New Zealand, justifiably, boasts of being the first in the world to claim universal suffrage but if Frederic Bastiat (1801 - 1850), French economist, statesman and author, were here right now he would dispute that. Universal, he argues in his famous book The Law, "conceals a great fallacy" because it excludes people, such as in New Zealand today,certain prisoners and everyone under the age of 18 years. As Bastiat argues:

There remains this question of fact: Who is capable? Are minors, females ['The Law' was published in 1850] insane persons, and persons who have committed certain major crimes the only ones to be determined incapable?

It's a debate worth pursuing, though not, I think, in the context of MP Paul Quinn's Bill.

And on the subject of campaigning, yes, I've been there too, so in some way, I feel I can carp from the sidelines, though my experience is national, not local body politics. It's a curious fact with local body politics that all one really needs is a face, or name, well-known for that much-needed tick-in-the-box, not that being famous should automatically rule out anyone's capacity for hard work.

But they get voted in to "power", all these eager people, and as we've seen over the past months, they get voted in to "money" and "credit cards". Another week, another muffin.

But do enough local or national politicians know about the important stuff?
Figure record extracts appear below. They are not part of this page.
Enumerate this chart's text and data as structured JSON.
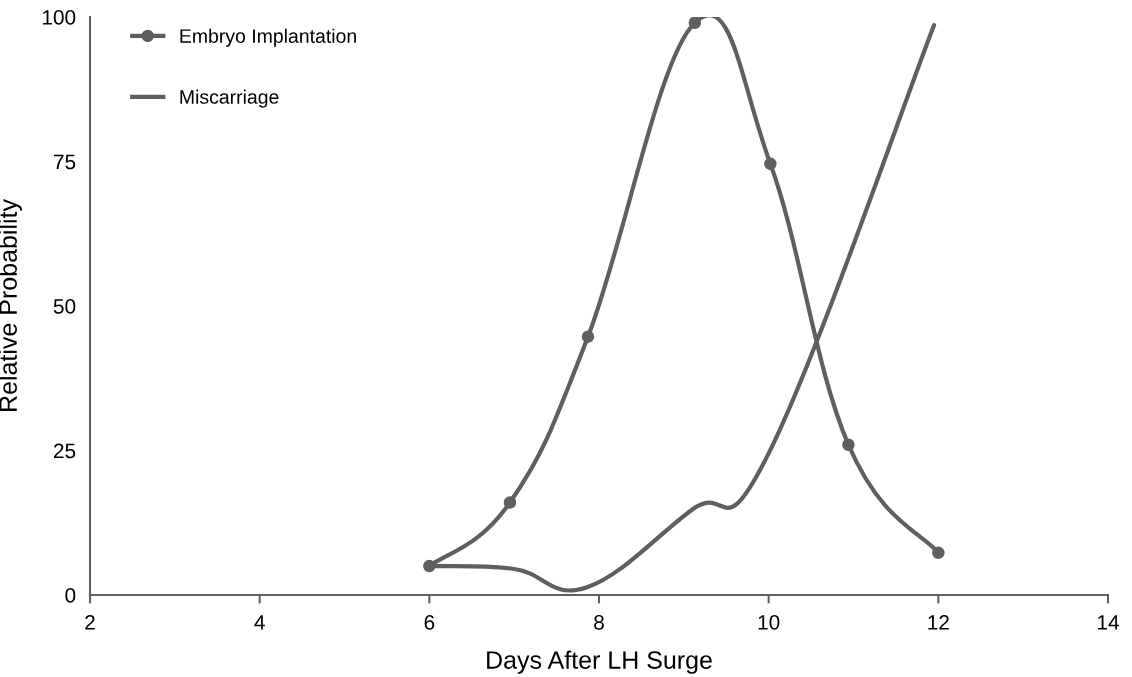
{
  "chart_data": {
    "type": "line",
    "xlabel": "Days After LH Surge",
    "ylabel": "Relative Probability",
    "xlim": [
      2,
      14
    ],
    "xticks": [
      2,
      4,
      6,
      8,
      10,
      12,
      14
    ],
    "ylim": [
      0,
      100
    ],
    "yticks": [
      0,
      25,
      50,
      75,
      100
    ],
    "grid": false,
    "legend": "top left",
    "line_style": "solid",
    "series": [
      {
        "name": "Embryo Implantation",
        "color": "#5f5f5f",
        "marker": "circle",
        "x": [
          6,
          6.95,
          7.87,
          9.13,
          10.02,
          10.94,
          12.0
        ],
        "values": [
          5,
          16,
          44.7,
          99,
          74.6,
          26,
          7.3
        ]
      },
      {
        "name": "Miscarriage",
        "color": "#5f5f5f",
        "marker": "none",
        "x": [
          6,
          7,
          7.85,
          9.1,
          10,
          11.95
        ],
        "values": [
          5,
          4.5,
          1.3,
          14.8,
          24.5,
          98.6
        ]
      }
    ]
  }
}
The things of beauty, like the separation of powers - government with executive power, parliament with legislative power, and courts of law with judicature?

As some of them sit there, criticising judges for instance, do they know whom they endanger when they threaten judicial independence? It's no use sticking up for judges if people don't understand the limitations of government. When asked in 1787 what kind of government would be created, Benjamin Franklin answered, "a republic, of course, if we can keep it."

Franklin new how easily democracy could be lost if the separation of powers is destroyed.

Last year in Chicago, retired Supreme Court Justice David Souter called for the restoration of civics to be taught in schools because two-thirds of Americans can't name all three branches of government. There has to be a separation of powers, he said, not to protect the judges or the politicians - they are powerful enough to protect themselves - but for the people.

"There has to be a safe place [for ordinary people] and we have to be it."

And while they may curse the fourth estate for prying into their muffin-munching, they should remember we nit-pickers sit outside to try and keep them all honest.

So what are our New Zealand politicians doing with their concentrated power? With apologies to Joan Didion, I sometimes fear they're slouching towards oligarchy.

When I first entered Parliament, a tough, former undercover cop friend, who'd put many drug dealers inside, rang me and said, "Never forget where you came from."

And when I did start to forget, I made the decision not to stand again. "Don't vote for me," I said sotto voce, "My heart's not in this any more."

The next mayor of Auckland city is only another human being. He (or she if a woman steps into the campaign) will only be as powerful as the one crucial vote which decides if he's a politician or one of the people.